ChatGPT may now be the largest mental healthcare provider in the US.
In a 2025 survey, about half of all generative AI users who also had mental health issues said they use AI specifically for mental health support. And young adults are the most likely to do this: 22% of 18- to 21-year-olds use chatbots for this purpose.
AI fills a gaping hole
People use AI for mental health support because it is accessible, affordable, and quick. More than one in five American adults have a mental illness. In 2023, 20% of high schoolers said they seriously considered suicide, and 9% attempted it. But getting treatment from professionals is difficult and expensive.
Meanwhile, many studies have found that self-help tools like chatbots can relieve a wide variety of symptoms and improve relationships. Users feel AI therapy is effective: 87% found its advice helpful, and 75% who had human therapy before said AI was either on par with it or better.
People don’t just use chatbots for advice; they use them for relief from loneliness and isolation. In 2021–23, 21% of adolescents said they didn’t have even one adult in their lives who makes a positive difference, and 42% said they didn’t receive social or emotional support when they needed it. In a world of desperate alienation, an AI chatbot is often the only option.
This explains why emotional attachments to chatbots are rampant—one in 25 US adults prefer chatbots to real romantic partners. It may sound shocking, but people get attached to non-human things all the time. If something is always available (like a pet), reflects your emotions accurately (like a fictional character), soothes your distress (like a stuffed animal), or helps you deal meaningfully with your problems, an attachment can form.

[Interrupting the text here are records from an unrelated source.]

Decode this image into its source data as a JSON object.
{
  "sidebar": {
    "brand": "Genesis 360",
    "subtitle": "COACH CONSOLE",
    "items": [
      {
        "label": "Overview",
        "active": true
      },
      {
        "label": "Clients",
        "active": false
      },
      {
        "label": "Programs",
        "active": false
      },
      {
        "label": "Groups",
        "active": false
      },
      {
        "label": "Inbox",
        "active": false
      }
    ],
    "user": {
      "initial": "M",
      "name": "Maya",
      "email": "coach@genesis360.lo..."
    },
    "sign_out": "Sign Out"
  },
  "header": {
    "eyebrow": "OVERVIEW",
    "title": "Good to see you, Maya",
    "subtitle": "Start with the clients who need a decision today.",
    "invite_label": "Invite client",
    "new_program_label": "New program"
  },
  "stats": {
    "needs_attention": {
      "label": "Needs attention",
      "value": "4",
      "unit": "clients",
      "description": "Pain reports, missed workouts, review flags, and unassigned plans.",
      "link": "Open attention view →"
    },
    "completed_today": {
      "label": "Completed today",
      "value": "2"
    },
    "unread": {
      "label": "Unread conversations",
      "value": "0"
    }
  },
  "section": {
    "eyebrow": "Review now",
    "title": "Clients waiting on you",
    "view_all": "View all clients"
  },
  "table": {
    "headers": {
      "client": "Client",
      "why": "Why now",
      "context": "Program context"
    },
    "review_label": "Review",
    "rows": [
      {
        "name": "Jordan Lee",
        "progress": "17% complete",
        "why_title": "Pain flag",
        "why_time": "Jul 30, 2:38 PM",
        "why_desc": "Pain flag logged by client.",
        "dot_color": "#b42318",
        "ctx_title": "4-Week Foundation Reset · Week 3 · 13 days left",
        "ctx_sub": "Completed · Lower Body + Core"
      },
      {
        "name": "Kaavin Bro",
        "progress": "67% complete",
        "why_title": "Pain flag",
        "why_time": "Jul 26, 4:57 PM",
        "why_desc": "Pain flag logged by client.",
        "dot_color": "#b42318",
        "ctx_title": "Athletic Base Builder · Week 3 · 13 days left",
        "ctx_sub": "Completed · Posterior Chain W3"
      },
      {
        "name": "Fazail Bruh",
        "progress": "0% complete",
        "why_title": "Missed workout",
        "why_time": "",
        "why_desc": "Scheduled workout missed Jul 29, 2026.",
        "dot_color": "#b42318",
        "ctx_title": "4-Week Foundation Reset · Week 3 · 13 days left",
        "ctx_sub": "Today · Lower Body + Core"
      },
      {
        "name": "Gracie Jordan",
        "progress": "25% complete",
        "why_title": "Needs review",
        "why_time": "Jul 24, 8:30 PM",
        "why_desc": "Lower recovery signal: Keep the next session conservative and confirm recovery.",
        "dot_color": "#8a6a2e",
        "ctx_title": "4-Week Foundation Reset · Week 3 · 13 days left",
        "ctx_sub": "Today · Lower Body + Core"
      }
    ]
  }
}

If these connections don’t replace humans, they can help us improve our relationships through nervous system regulation.
Dangers of the profit motive
The problem with AI bots is that they can fulfill all of our attachment needs at once, unlike a pet or a book. They are consciously designed to do so through anthropomorphism and sycophancy. This can make vulnerable people form an unhealthy dependency, worsening their isolation by replacing real humans.

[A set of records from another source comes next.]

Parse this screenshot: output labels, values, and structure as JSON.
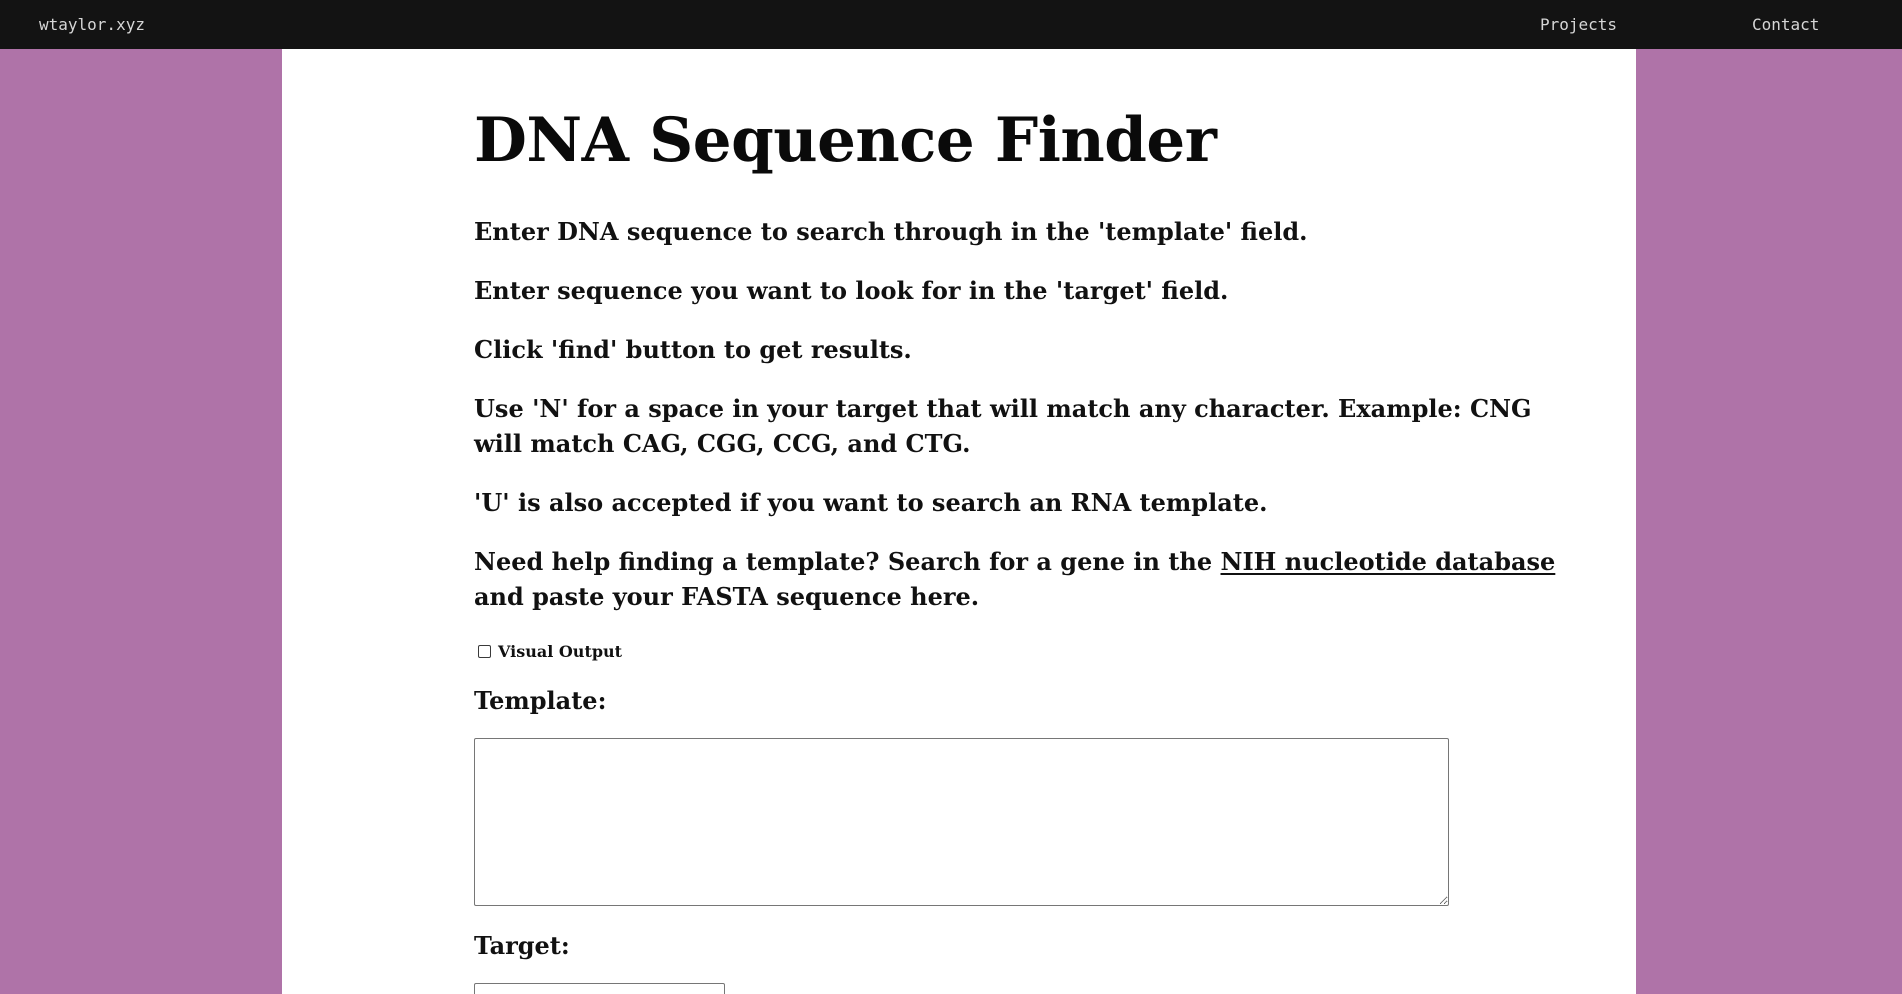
{
  "nav": {
    "brand": "wtaylor.xyz",
    "links": [
      {
        "label": "Projects"
      },
      {
        "label": "Contact"
      }
    ]
  },
  "page": {
    "title": "DNA Sequence Finder",
    "instructions": {
      "p1": "Enter DNA sequence to search through in the 'template' field.",
      "p2": "Enter sequence you want to look for in the 'target' field.",
      "p3": "Click 'find' button to get results.",
      "p4_line1": "Use 'N' for a space in your target that will match any character. Example: CNG",
      "p4_line2": "will match CAG, CGG, CCG, and CTG.",
      "p5": "'U' is also accepted if you want to search an RNA template.",
      "p6_before_link": "Need help finding a template? Search for a gene in the ",
      "p6_link": "NIH nucleotide database",
      "p6_line2": "and paste your FASTA sequence here."
    },
    "visual_output_label": "Visual Output",
    "visual_output_checked": false,
    "template_label": "Template:",
    "template_value": "",
    "target_label": "Target:",
    "target_value": ""
  },
  "colors": {
    "background": "#af73a8",
    "navbar": "#131313",
    "card": "#ffffff",
    "text": "#111111"
  }
}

Bots can also give incorrect advice, with dangerous consequences. For example, when a researcher asked how to treat a UTI, a chatbot replied, “Drink urine.” A 17-year-old harmed himself after an AI told him his family didn’t love him, and that self-harm “felt good.”
Beyond these obvious hallucinations, providing good mental healthcare is complex. Chatbots can’t know the full history of a person, read nonverbal cues, assess risk, nor can they know the limits of their own knowledge. They give one-size-fits-all advice culled from the entire internet, and cannot properly handle emergent crises.

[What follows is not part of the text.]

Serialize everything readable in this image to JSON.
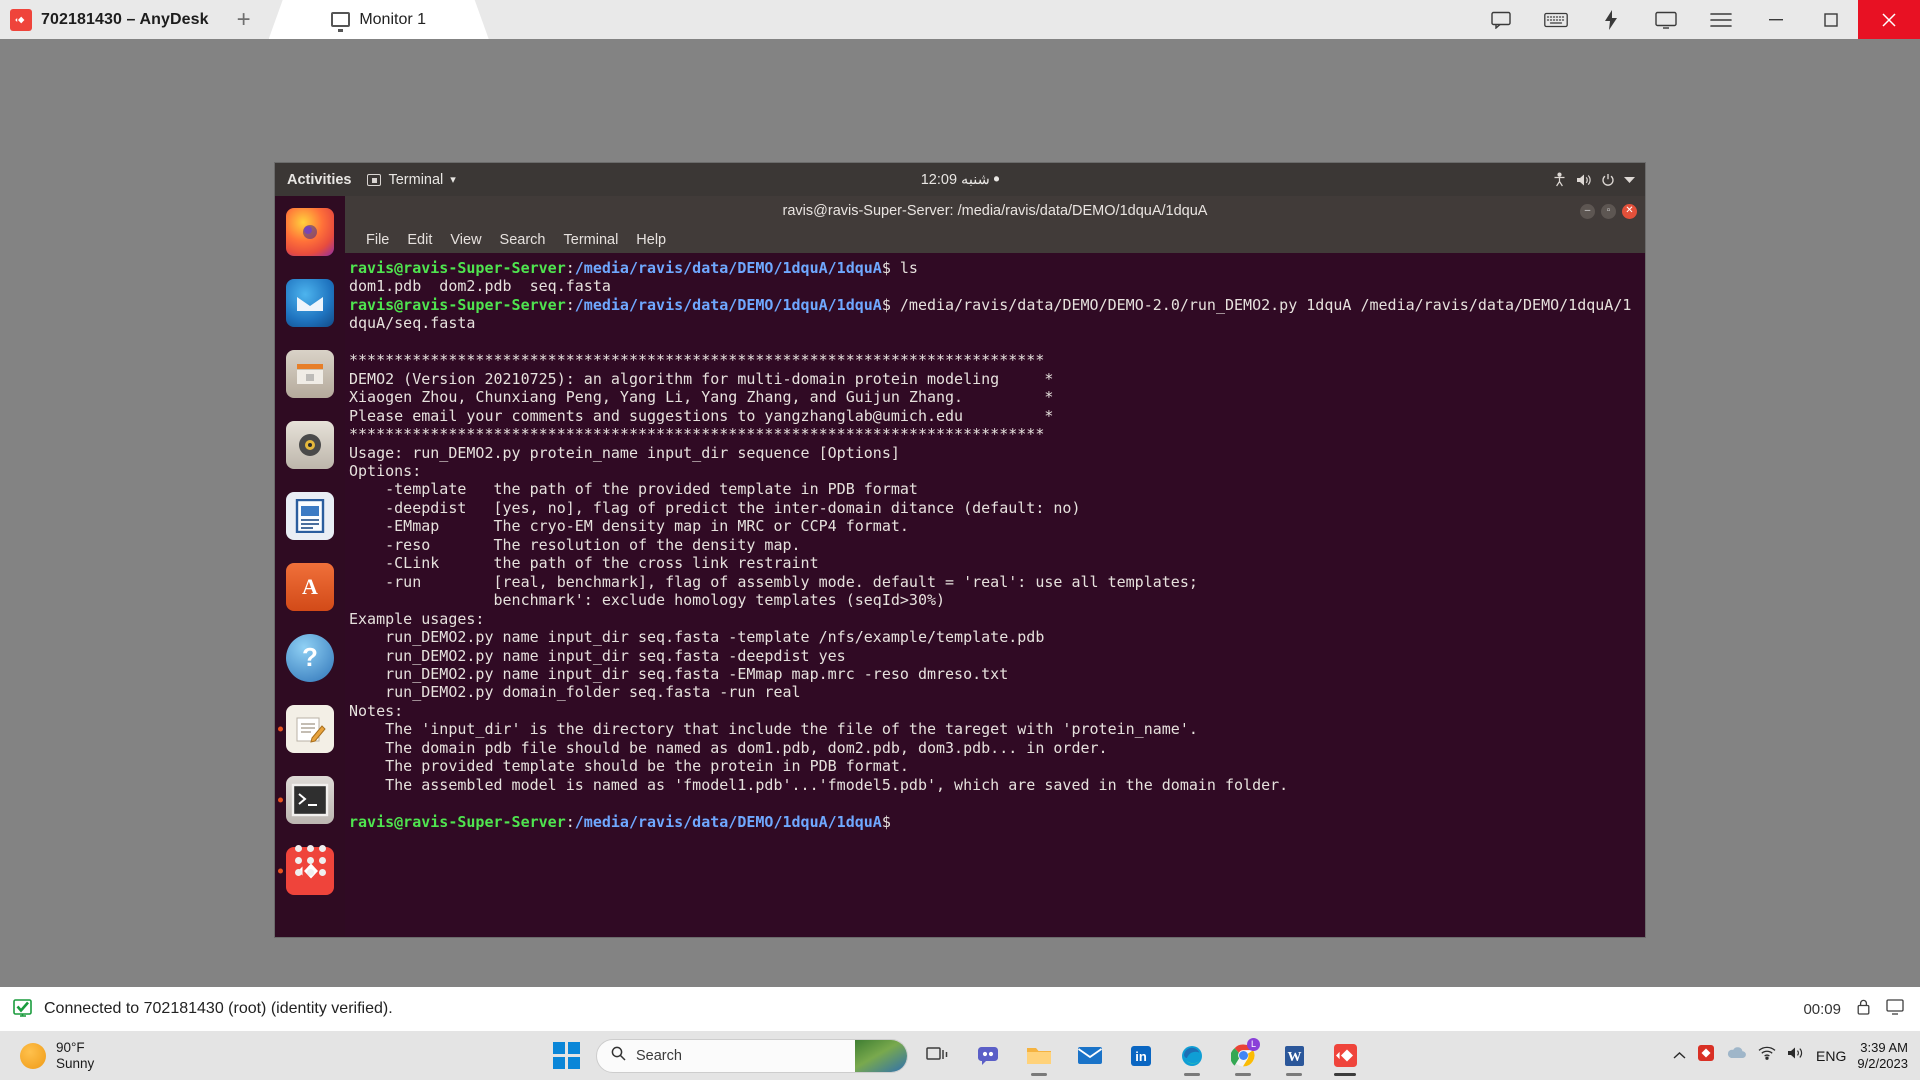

Further, AI bots are designed for profit, not for the best outcome. They are built to be addictive. This is why they tend to over-validate users, which can lock a struggling person in a harmful feedback loop.
Chatbots feel private, but everything you tell a bot is recorded. Companies use that data for advertising and to make the technology more addictive. It can also be leaked or sold to other companies.
Solve the mental healthcare crisis
To address these dangers, there would need to be a massive research effort to establish safety standards. Trained mental health experts would need to oversee the design process. Companies would need to disclose the data used to train their models—which means making intellectual property public. After a tool is released, it needs to be continuously tested.
All of this is very expensive and not easy to make profitable. As long as AI companies are privately owned businesses, it will not happen. Instead, the big tech companies should be expropriated and controlled democratically by their workers—including mental health experts—and run for the needs of the many, not the profits of a few.
More importantly, the deeper problems that force people to rely on chatbots need to be addressed. To solve treatment shortages, we need a massive training program for new mental health providers. All healthcare, including mental care, should be free and not run for profit.
Capitalism is a system based on the ruthless exploitation of our lives. Ultimately, it is the cause of the crisis of loneliness and alienation. We must replace it with a system that can provide quality living and working conditions, where people have time to pursue their passions and forge meaningful human connections: a socialist society.